It's that time again: time to merge onto the interstate and head to wherever Siri is screaming at you to go. There are possibilities as to what lies ahead on your journey, but one thing is certain: you're going to spy a lot of different drivers...some good, some netural, but mostly bad.
1. The Speed Demon
These are the people who are the type who will fly by you despite the fact that you're already going 10 miles over the speed limit. The sign says 70? Obviously that's just a suggestion, I think they meant 95...at least.
2. The Social Butterfly
Everyone's guilty of this at some point, but these are the people whose social life can't hold off until they arrive at their destination. Sure, Mom called. Answer it, whatever. But your bestie can wait, she'll live, I promise. Be mindful of the other drivers around you—that text/tweet/status/selfie can wait. This is especially annoying in stop-and-go traffic when everyone's nerves are already on edge. Like come on, we don't want to wait another three hours to get to our destination because of another accident.
3. The Secret Alcoholic
Oh you know the type, the jerks who can't figure out which lane they want to be in so they either take control of the road and swerve into each lane and even off road until they make up their mind orrrr, better yet, ride in the middle of the road where no one can pass them because it's now their road. Jerks, you're not fooling anyone, you might as well be chugging a bottle of Jack while choosing your damn lane.
4. The A**hole
These people are just trying to piss other drivers off. They'll cut you off in a heartbeat and make you look like the one at fault. Not to mention, they'll also probably slow down while they're at it. Or they'll pop their brakes randomly when there's absolutely no reason for it. They're just asking to get hit. A**holes are just terrible people. Like seriously, can you not?
5. The Soccer Mom
DVD player on? Check. All seats occupied by children? Check. Baby on board sticker on the window? Check. Drives exactly the speed limit? Ugh. Check. What we have here is the classic "soccer mom."
6. The Aggressive
I believe we are all the aggressive driver at some point (if not all of the time). These are the drivers who will honk a horn and flip you off in a heartbeat if you do anything as much as look at them wrong. Extra points if they have the windows rolled down and are yelling expletives too.

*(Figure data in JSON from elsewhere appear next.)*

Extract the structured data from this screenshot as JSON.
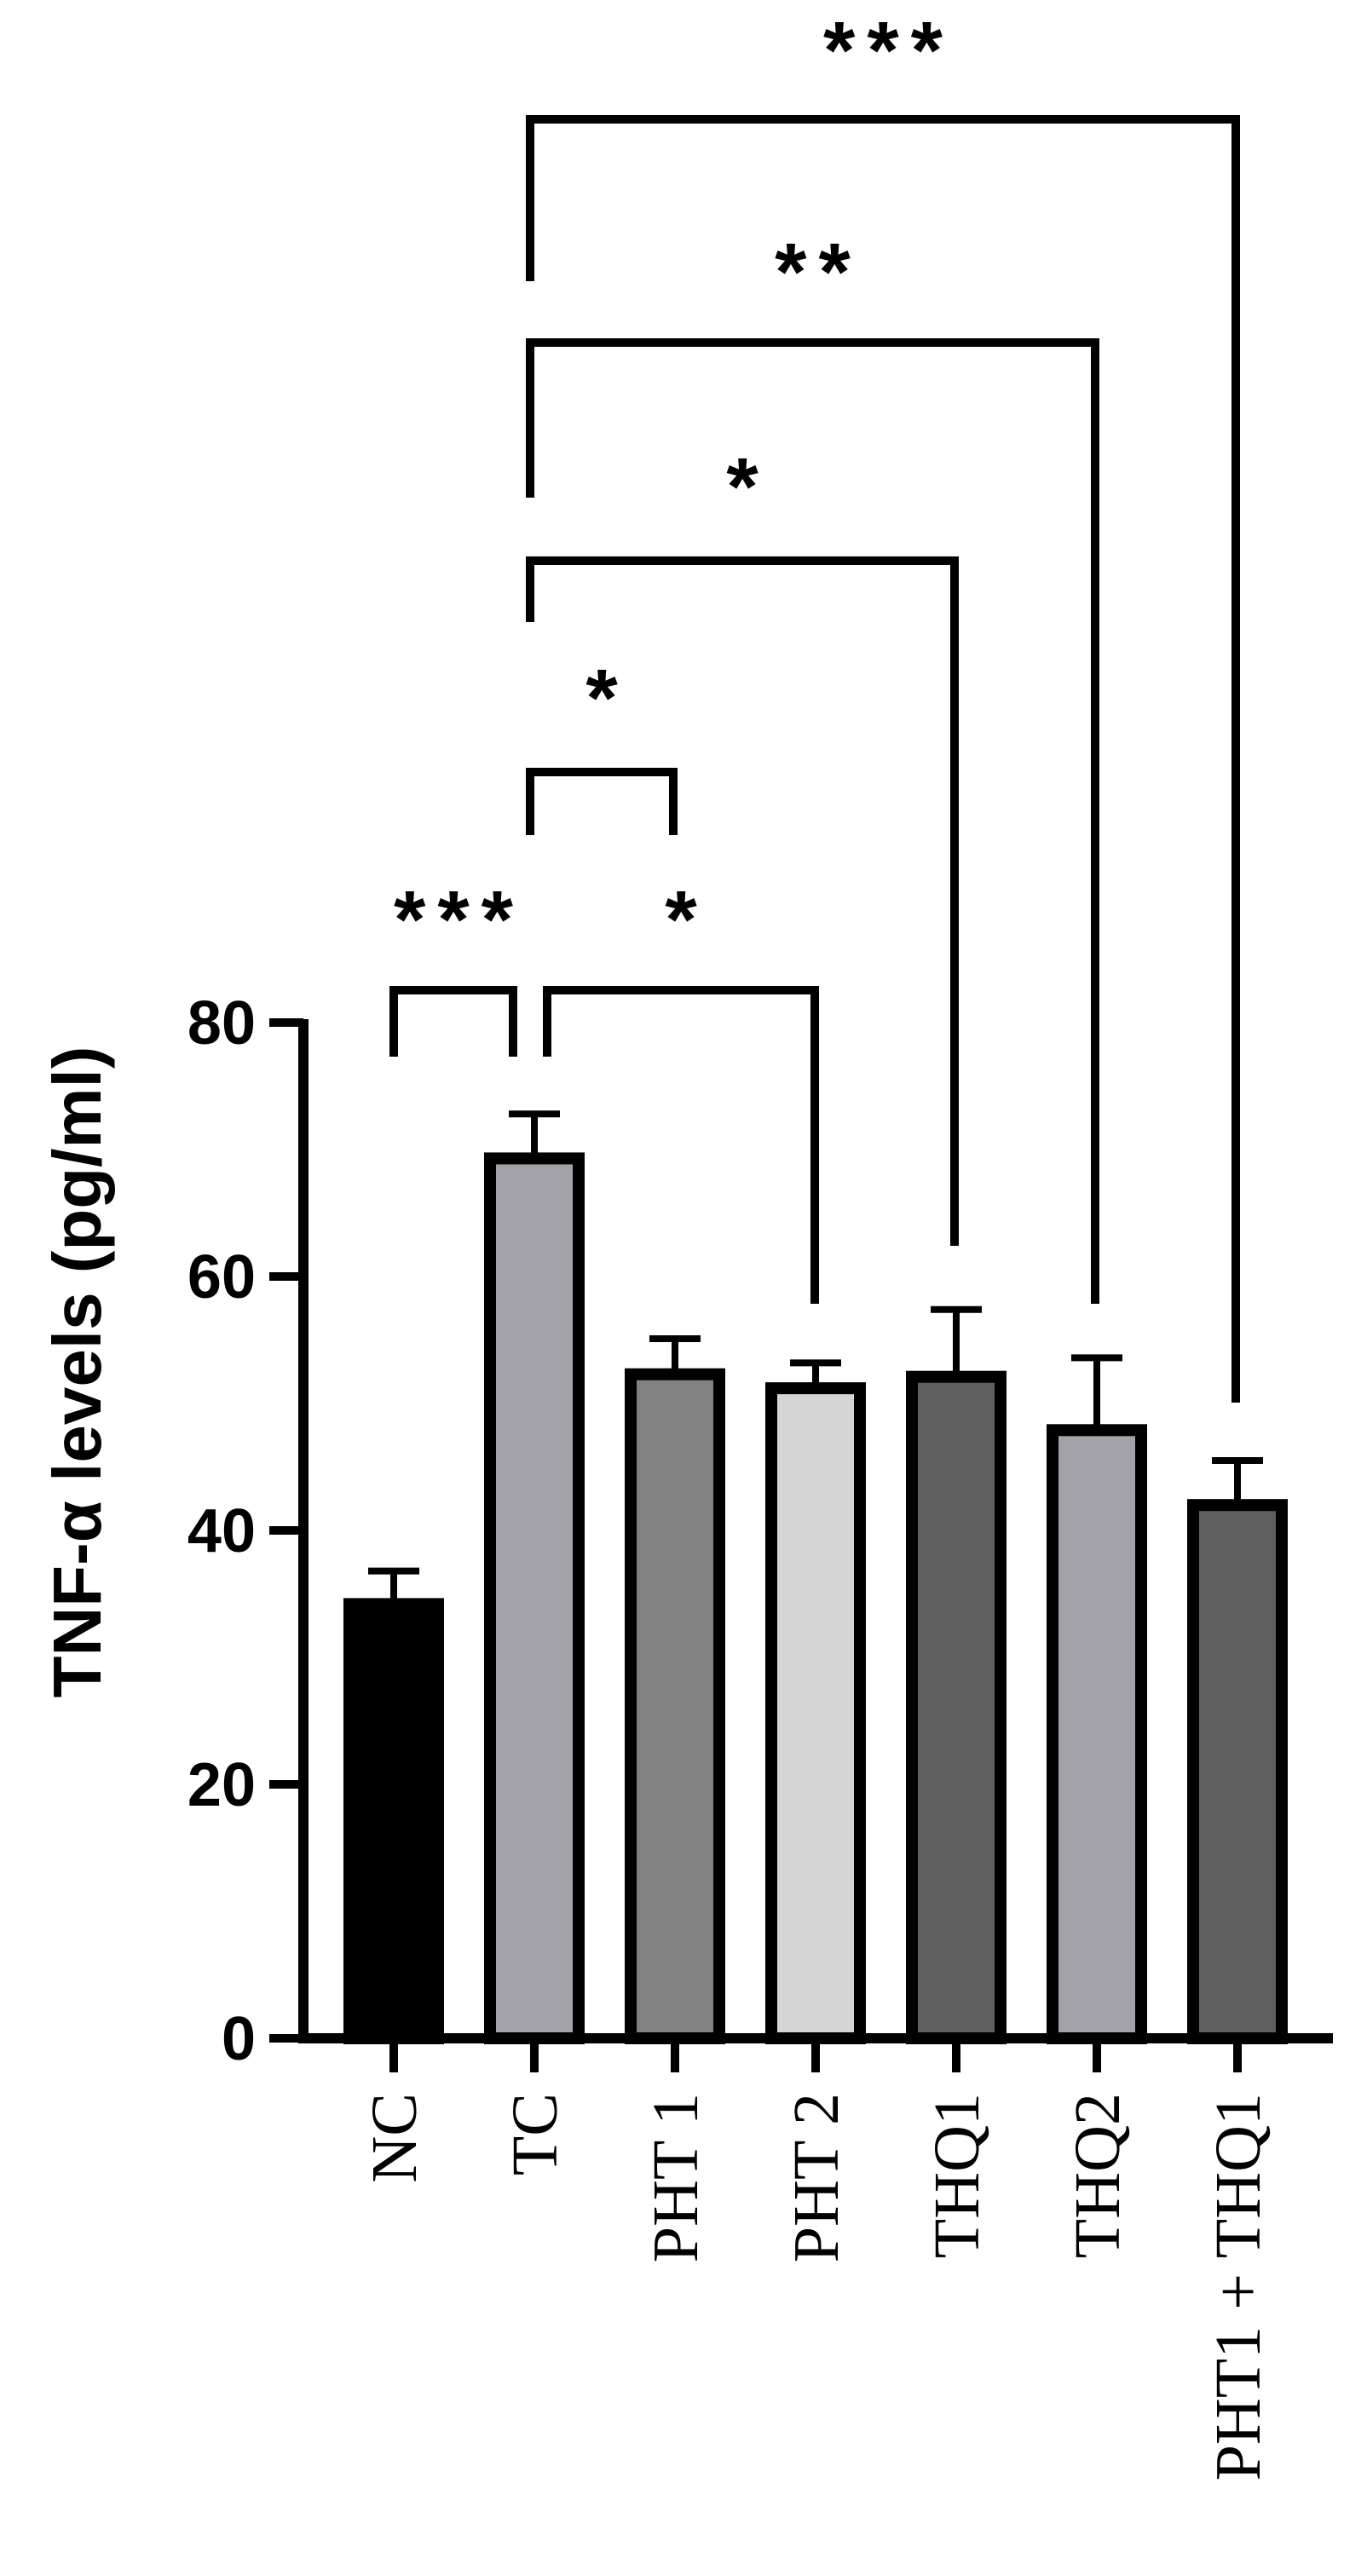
{
  "chart_data": {
    "type": "bar",
    "title": "",
    "xlabel": "",
    "ylabel": "TNF-α levels (pg/ml)",
    "ylim": [
      0,
      80
    ],
    "yticks": [
      0,
      20,
      40,
      60,
      80
    ],
    "ytick_labels": [
      "0",
      "20",
      "40",
      "60",
      "80"
    ],
    "categories": [
      "NC",
      "TC",
      "PHT 1",
      "PHT 2",
      "THQ1",
      "THQ2",
      "PHT1 + THQ1"
    ],
    "values": [
      34.2,
      69.3,
      52.3,
      51.2,
      52.1,
      47.9,
      42.0
    ],
    "errors": [
      2.6,
      3.5,
      2.8,
      2.0,
      5.3,
      5.7,
      3.5
    ],
    "colors": [
      "#000000",
      "#a2a2a8",
      "#818181",
      "#d5d5d5",
      "#5f5f5f",
      "#a2a2a8",
      "#5f5f5f"
    ],
    "legend": "none",
    "grid": false,
    "comparisons": [
      {
        "from": "NC",
        "to": "TC",
        "label": "***"
      },
      {
        "from": "TC",
        "to": "PHT 2",
        "label": "*"
      },
      {
        "from": "TC",
        "to": "PHT 1",
        "label": "*"
      },
      {
        "from": "TC",
        "to": "THQ1",
        "label": "*"
      },
      {
        "from": "TC",
        "to": "THQ2",
        "label": "**"
      },
      {
        "from": "TC",
        "to": "PHT1 + THQ1",
        "label": "***"
      }
    ]
  }
}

Similar to the a**hole and speed demon, they also don't mind pissing off other drivers and flying around them if they believe the car in front of them is driving far too slow. Extra points if they turn and give you a look of disgust as they go by.
7. The Face-Stuffer
These are the people who eat or drink while they drive. I must say, I applaud you if you are able to do this. Especially those who drive a manual. I can barely eat fries and drive at the same time, much less consume a full meal and drink and ice cream to top it all off. Bravo, face-stuffers, bravo.
8. The Performer
These are the drivers who tend to blare their music and, not just sing along to it, no. These drivers will scream the lyrics as well as dance along to it...while driving. Also can be known as the "Obnoxious," if it's horrendous enough.
9. The Vaper
Driving down the road and all of sudden your car is surrounded in a cloud of smoke...no, it's not fog. A wild Vaper has appeared. That car in front of you has smoke billowing from it? Don't worry, it's just coming out from the windows...well, hopefully.
10. The Chill
Lastly, the drivers I admire the most. These people are just chill, no matter what. They don't get angry or upset during their journey. Their music isn't obnoxiously loud. They're just trying to get to their destination and not worrying about the other drivers' attitudes. They're so easy-going. They don't drive turtle slow, but they also don't drive at break-neck speeds. They're just...well...chill, which is extremely hard to do since driving can get nerve-wracking and anger-inducing. You, my friend, are awesome.